No disagreement that 20% or so has recently been pumped in to the "money" supply; but I notice the strange anomaly that, according to one respected source, the M3 aggregate has nonetheless FALLEN. The chart showing this is at http://www.nowandfutures.com/key_stats.html

The total peaked in mid-2009 at about $14.7T, then slid down to the present $13.9T. The rate of growth, meanwhile, plunged dramatically since mid-2008 and is at present mildly negative.

I notice that prices have not (yet) dramatically risen; overall, I have the impression that they are about level with those of two years ago. That seems consistent with a roughly-constant M3 value.

So where have the freshly-minted $2T gone? Any ideas? Bill?

tzo's picture

Sucked up by banks who want to fix their balance sheets instead of loan the dollars?

If that's the case, and it works at all to temporarily stabilize the system, then eventually they will lend out with the 10x multiplier. Then we'll see an explosion in dollar supply and prices.

Tom Terrific's picture

"So what can you do about it?"

I spend a lot of time these days thinking about just that question.

"Not much, but if someone from Goldman Sachs tries to buy something from you, charge him double."

What about refusing to sell to him at all? The value of money depends on whether the Seller will respect it.

Some communities have begun issuing their own local currency, which is just another form of barter. I am a big fan of barter, inasmuch as it offers a way to exchange goods in a largely clandestine fashion.
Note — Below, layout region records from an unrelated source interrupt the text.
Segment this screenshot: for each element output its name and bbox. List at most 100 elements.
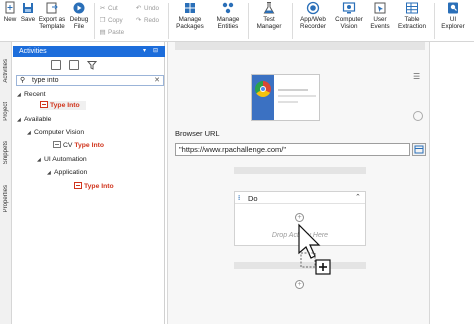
manage-packages-button[interactable]: Manage Packages xyxy=(173,1,207,30)
flask-icon xyxy=(262,1,276,15)
tree-item-label: Type Into xyxy=(74,142,105,149)
tree-group-application[interactable]: ◢ Application xyxy=(47,168,87,178)
collapse-arrow-icon: ◢ xyxy=(17,117,21,123)
tab-snippets-label: Snippets xyxy=(3,141,9,165)
add-activity-icon[interactable]: + xyxy=(295,213,304,222)
thumbnail-line xyxy=(278,101,298,103)
cut-button[interactable]: ✂ Cut xyxy=(99,5,118,12)
menu-icon[interactable]: ☰ xyxy=(413,72,420,81)
sequence-icon: ⁝ xyxy=(238,195,241,202)
undo-label: Undo xyxy=(144,5,160,12)
activities-search-box[interactable]: ⚲ ✕ xyxy=(16,75,164,86)
tree-group-ui-automation-label: UI Automation xyxy=(44,156,87,163)
table-extraction-icon xyxy=(405,1,419,15)
tab-snippets[interactable]: Snippets xyxy=(0,134,12,172)
new-file-icon xyxy=(3,1,17,15)
manage-packages-label: Manage Packages xyxy=(176,16,204,30)
indicate-target-icon[interactable] xyxy=(413,111,423,121)
tree-item-label: Type Into xyxy=(50,102,80,109)
tab-activities-label: Activities xyxy=(3,59,9,83)
debug-file-button[interactable]: Debug File xyxy=(68,1,90,30)
tree-item-app-type-into[interactable]: Type Into xyxy=(74,181,114,191)
undo-button[interactable]: ↶ Undo xyxy=(135,5,159,12)
ui-explorer-label: UI Explorer xyxy=(441,16,465,30)
expression-editor-button[interactable] xyxy=(412,143,426,156)
activities-toolbar xyxy=(13,60,165,72)
save-label: Save xyxy=(20,16,36,23)
tree-item-label: Type Into xyxy=(84,183,114,190)
ribbon-separator xyxy=(94,3,95,39)
tree-group-available[interactable]: ◢ Available xyxy=(17,115,51,125)
collapse-all-icon[interactable] xyxy=(69,60,79,70)
tab-activities[interactable]: Activities xyxy=(0,52,12,90)
ribbon-separator xyxy=(434,3,435,39)
ribbon-separator xyxy=(292,3,293,39)
paste-label: Paste xyxy=(108,29,125,36)
auto-hide-icon[interactable]: ⊟ xyxy=(153,46,158,57)
save-button[interactable]: Save xyxy=(20,1,36,23)
recorder-icon xyxy=(306,1,320,15)
cv-type-into-icon xyxy=(53,140,61,148)
export-template-button[interactable]: Export as Template xyxy=(36,1,68,30)
paste-icon: ▤ xyxy=(99,29,106,36)
test-manager-button[interactable]: Test Manager xyxy=(252,1,286,30)
pin-icon[interactable]: ▾ xyxy=(143,46,146,57)
tree-group-ui-automation[interactable]: ◢ UI Automation xyxy=(37,155,87,165)
tab-properties[interactable]: Properties xyxy=(0,176,12,222)
filter-icon[interactable] xyxy=(86,60,98,70)
chrome-logo-center xyxy=(260,86,266,92)
manage-entities-label: Manage Entities xyxy=(216,16,240,30)
expand-all-icon[interactable] xyxy=(51,60,61,70)
add-activity-bottom-icon[interactable]: + xyxy=(295,280,304,289)
search-icon: ⚲ xyxy=(20,77,26,84)
paste-button[interactable]: ▤ Paste xyxy=(99,29,125,36)
redo-label: Redo xyxy=(144,17,160,24)
user-events-icon xyxy=(373,1,387,15)
table-extraction-label: Table Extraction xyxy=(398,16,426,30)
clear-search-icon[interactable]: ✕ xyxy=(154,76,160,85)
computer-vision-button[interactable]: Computer Vision xyxy=(332,1,366,30)
activities-panel: Activities ▾ ⊟ ⚲ ✕ ◢Recent Type Into ◢Av… xyxy=(13,42,165,324)
ribbon-separator xyxy=(168,3,169,39)
new-label: New xyxy=(3,16,17,23)
activities-search-input[interactable] xyxy=(32,76,137,85)
ui-explorer-icon xyxy=(446,1,460,15)
collapse-arrow-icon: ◢ xyxy=(47,170,51,176)
do-title: Do xyxy=(248,194,258,203)
browser-screenshot-thumbnail[interactable] xyxy=(251,74,320,121)
tree-item-recent-type-into[interactable]: Type Into xyxy=(40,100,86,110)
table-extraction-button[interactable]: Table Extraction xyxy=(395,1,429,30)
thumbnail-line xyxy=(278,95,316,97)
collapse-arrow-icon: ◢ xyxy=(37,157,41,163)
computer-vision-label: Computer Vision xyxy=(335,16,363,30)
tab-properties-label: Properties xyxy=(3,185,9,213)
ui-explorer-button[interactable]: UI Explorer xyxy=(438,1,468,30)
tree-group-recent[interactable]: ◢ Recent xyxy=(17,90,46,100)
user-events-button[interactable]: User Events xyxy=(367,1,393,30)
new-button[interactable]: New xyxy=(2,1,18,23)
cv-prefix-label: CV xyxy=(63,142,75,149)
copy-button[interactable]: ❐ Copy xyxy=(99,17,123,24)
debug-play-icon xyxy=(72,1,86,15)
manage-entities-button[interactable]: Manage Entities xyxy=(212,1,244,30)
copy-icon: ❐ xyxy=(99,17,106,24)
packages-icon xyxy=(183,1,197,15)
tree-group-computer-vision[interactable]: ◢ Computer Vision xyxy=(27,128,84,138)
tree-item-cv-type-into[interactable]: CV Type Into xyxy=(53,140,105,150)
side-tab-strip: Activities Project Snippets Properties xyxy=(0,42,12,324)
computer-vision-icon xyxy=(342,1,356,15)
save-icon xyxy=(21,1,35,15)
app-web-recorder-button[interactable]: App/Web Recorder xyxy=(296,1,330,30)
collapse-icon[interactable]: ⌃ xyxy=(355,193,361,201)
activities-panel-title: Activities xyxy=(19,48,47,55)
collapse-arrow-icon: ◢ xyxy=(17,92,21,98)
test-manager-label: Test Manager xyxy=(256,16,282,30)
tree-group-application-label: Application xyxy=(54,169,88,176)
redo-button[interactable]: ↷ Redo xyxy=(135,17,159,24)
drag-cursor-icon xyxy=(297,223,333,281)
tree-group-recent-label: Recent xyxy=(24,91,46,98)
tree-group-computer-vision-label: Computer Vision xyxy=(34,129,85,136)
tree-group-available-label: Available xyxy=(24,116,52,123)
tab-project[interactable]: Project xyxy=(0,94,12,128)
browser-url-field[interactable]: "https://www.rpachallenge.com/" xyxy=(175,143,410,156)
If a barterer doesn't pay income tax on his transaction, he may get caught and punished; but if a hundred thousand barterers don't pay income tax on their transactions, such an outcome is much less likely. So, besides doing your part to make those ill-gotten, inflated dollars worthless, this approach denies the government revenue while at the same time taking you off the economy train that is speeding down the track toward inevitable disaster.

Barter also has considerable potential for reinvigorating local community consciousness and spirit. I just can't say enough good things about it, in the current climate.

Naturally, it goes without saying that life as we know it has ended. We will not be able to hold onto the conveniences and lifestyles we have become accustomed to enjoying; indeed, these have been slipping away for some time (how many families are making it on just one income?). I expect this process to accelerate. We need to stop thinking in terms of holding onto a past that is built on a crumbling foundation and build a new foundation, atop which we can build another prosperous economy -- perhaps not for ourselves, but for our children and our children's children.